Non è questa la sede né l’argomento adatti a un elogio della lentezza. Qui appena rallenti ti danno dello sfigato. Non è carino. Se poi butti un occhio alla lista dei soci de Linkiesta, c’è il caso che vai anche in confusione: tutta gente variamente affermata che si sarà laureata tra i 17 e i 19 anni. Ampiamente in media Martone. Piuttosto, ci sarebbe da rivoltare l’assunto e chiedersi se davvero basta laurearsi in tempo utile (o anche prima) per non essere considerato uno sfigato. Perché sfigato ha una sua precisa connotazione, che il dizionario racchiude sapientemente nel «privo di fascino» o nel «privo di attrattive»: quindi anche tagliato fuori da qualunque love affair con le ragazze?
La faccenda è seria, come dice il direttore Tondelli, ma era già seria ai tempi dell’uva, dunque niente di così nuovo. Martone, che è giovinetto e (dicono) talentuoso, avrebbe potuto usare una parola più antica e definitiva come «falliti» e non avrebbe – forse – prodotto medesimo scandalo. Perché sono le parole, è il lessico, a determinare le oscillazioni della nostra sensibilità e che fanno sobbalzare le categorie proprio in riferimento ai loro linguaggi più abituali. A una persona più matura, l’espressione del vice-ministro non farà poi né caldo né freddo, ai giovani invece girano ampiamente gli zebedei. Lo sfigato è roba loro.
Si dice anche che in questa piccola querelle non ci sarebbe alcun riferimento all’eventuale successo nella vita e così il nostro giovane politico s’arrampica a dimostrare che se entri, sedicenne, all’istituto tecnico saresti uno fichissimo, insomma già un ometto di successo. Peccato che questo sia proprio il meccanismo retorico per identificare gli sfigati sin da piccini, in modo che non si facciano poi del male da grandi. Insomma, una sorta di selezione naturale degli sfigati.
Più semplicemente, c’è da pensare che ogni scelta porta con sé una storia, anzi tante storie, e che l’elemento scolastico non è soltanto il prodotto di ciò che sappiamo o di ciò che ignoriamo, ma esattamente un insieme di sensibilità che compongono il tuo percorso. C’è una frase, classica, che ricorre spessissimo nell’amarezza di uno sguardo sul passato: se potessi tornare indietro, mi sarei laureato molto prima, o anche: non avrei interrotto gli studi. Sono momenti di consapevolezza. Da sfigati?

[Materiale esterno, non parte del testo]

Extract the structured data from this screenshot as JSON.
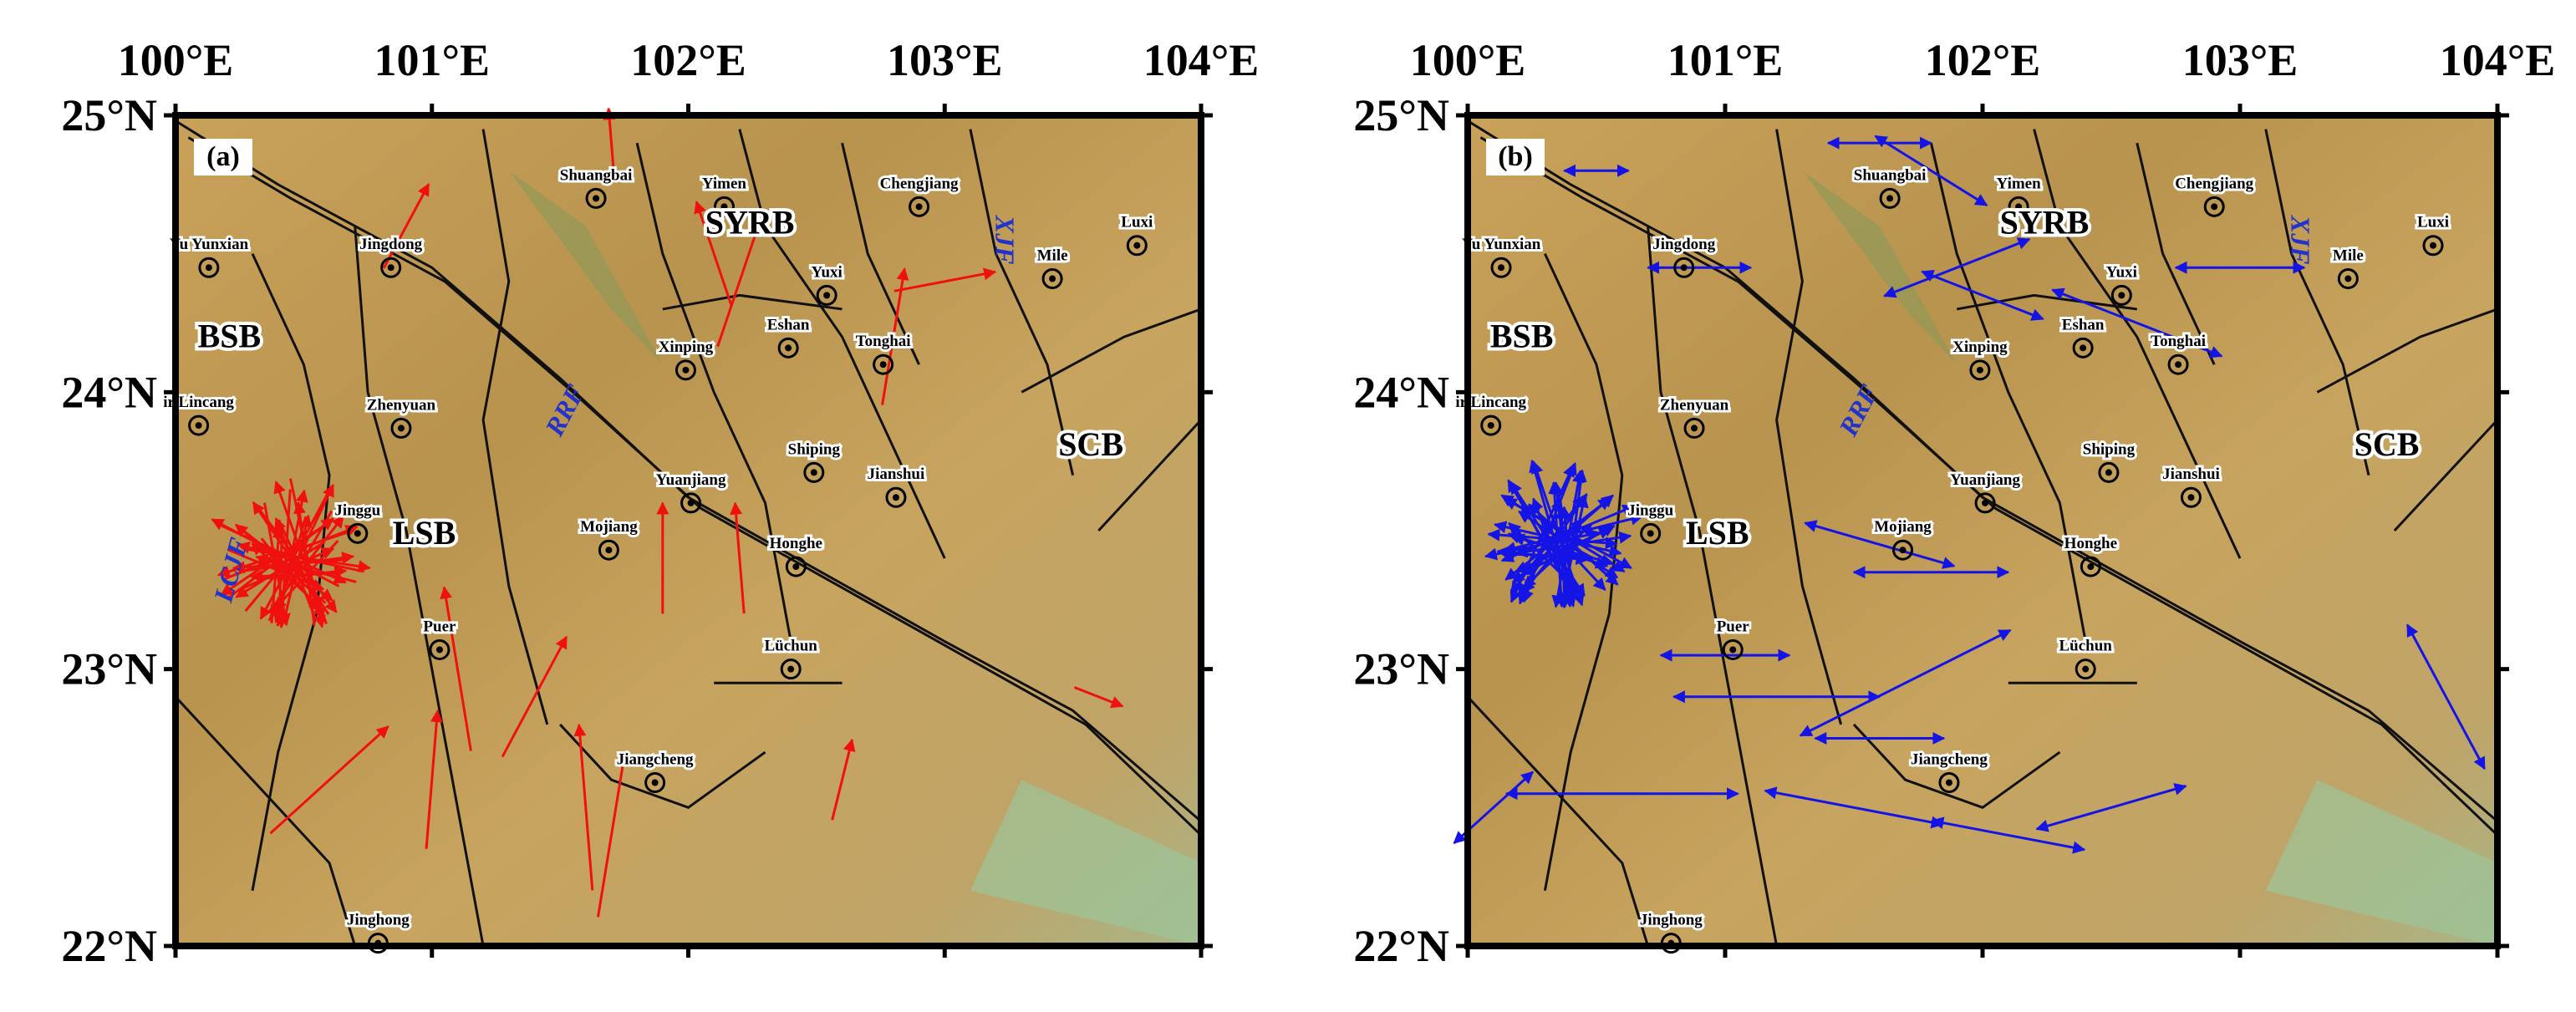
{
  "x_axis_labels": [
    "100°E",
    "101°E",
    "102°E",
    "103°E",
    "104°E"
  ],
  "y_axis_labels": [
    "25°N",
    "24°N",
    "23°N",
    "22°N"
  ],
  "panels": [
    {
      "label": "(a)",
      "cities": [
        "Shuangbai",
        "Yimen",
        "Chengjiang",
        "Luxi",
        "Yu Yunxian",
        "Jingdong",
        "Mile",
        "Yuxi",
        "Eshan",
        "Tonghai",
        "Xinping",
        "ir Lincang",
        "Zhenyuan",
        "Shiping",
        "Jianshui",
        "Yuanjiang",
        "Jinggu",
        "Mojiang",
        "Honghe",
        "Puer",
        "Lüchun",
        "Jiangcheng",
        "Jinghong"
      ],
      "regions": [
        "SYRB",
        "BSB",
        "LSB",
        "SCB"
      ],
      "faults": [
        "RRF",
        "XJF",
        "LCJF"
      ]
    },
    {
      "label": "(b)",
      "cities": [
        "Shuangbai",
        "Yimen",
        "Chengjiang",
        "Luxi",
        "Yu Yunxian",
        "Jingdong",
        "Mile",
        "Yuxi",
        "Eshan",
        "Tonghai",
        "Xinping",
        "ir Lincang",
        "Zhenyuan",
        "Shiping",
        "Jianshui",
        "Yuanjiang",
        "Jinggu",
        "Mojiang",
        "Honghe",
        "Puer",
        "Lüchun",
        "Jiangcheng",
        "Jinghong"
      ],
      "regions": [
        "SYRB",
        "BSB",
        "LSB",
        "SCB"
      ],
      "faults": [
        "RRF",
        "XJF"
      ]
    }
  ]
}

Il simpatico Martone ha comunque il pregio della semplificazione – bianco è bianco, nero è nero – e ha voluto assestare il suo colpo di frusta di fronte a un’assemblea di studenti. Bello sarebbe stato anche sentirgli usare quel filo di ironia che accompagna spesso persone straordinarie (una l’abbiamo persa proprio adesso, ma cosa avrebbe detto Fruttero di Martone?) e che poteva consigliargli di condire il suo non-elogio dello sfigato con un raccontino acconcio che riguarda proprio lui, il vice-ministro, colpito da un contrappasso di una crudeltà senza pari. E che porterebbe qualche malizioso interprete della piccola storia politica a considerarlo anche un po’ sfigato.
Succede che il nostro protagonista sia tenuto nel frigo proprio dal suo ministro, la terribile Elsa, che gli allunga una carta a settimana giusto perché il talentino debba soffrire la pena che merita, stillicidio atroce per un uomo di così tal fatta, e che il giovane vice se ne lamenti assai, ma solo a mezza bocca, invece che presentarsi sulla pubblica piazza a petto in fuori e mostrare di che cosa è capace un primo della classe che non accetta compromessi. Invece butta giù, amaro dopo amaro, sfiga dopo sfiga, perché – e qui casca tutto – al nostro Michel interessa più il potere che la naturale evoluzione dei rapporti umani.
Si è detto che lo sfigato di oggi è l’evoluzione naturale dei bamboccioni di un tempo neanche poi troppo lontano. Vero. L’unica differenza la fa il tono: allora ironia e leggerezza, qui quel tanto di ercolino sempre in piedi che ti fa anche un po’ ridere.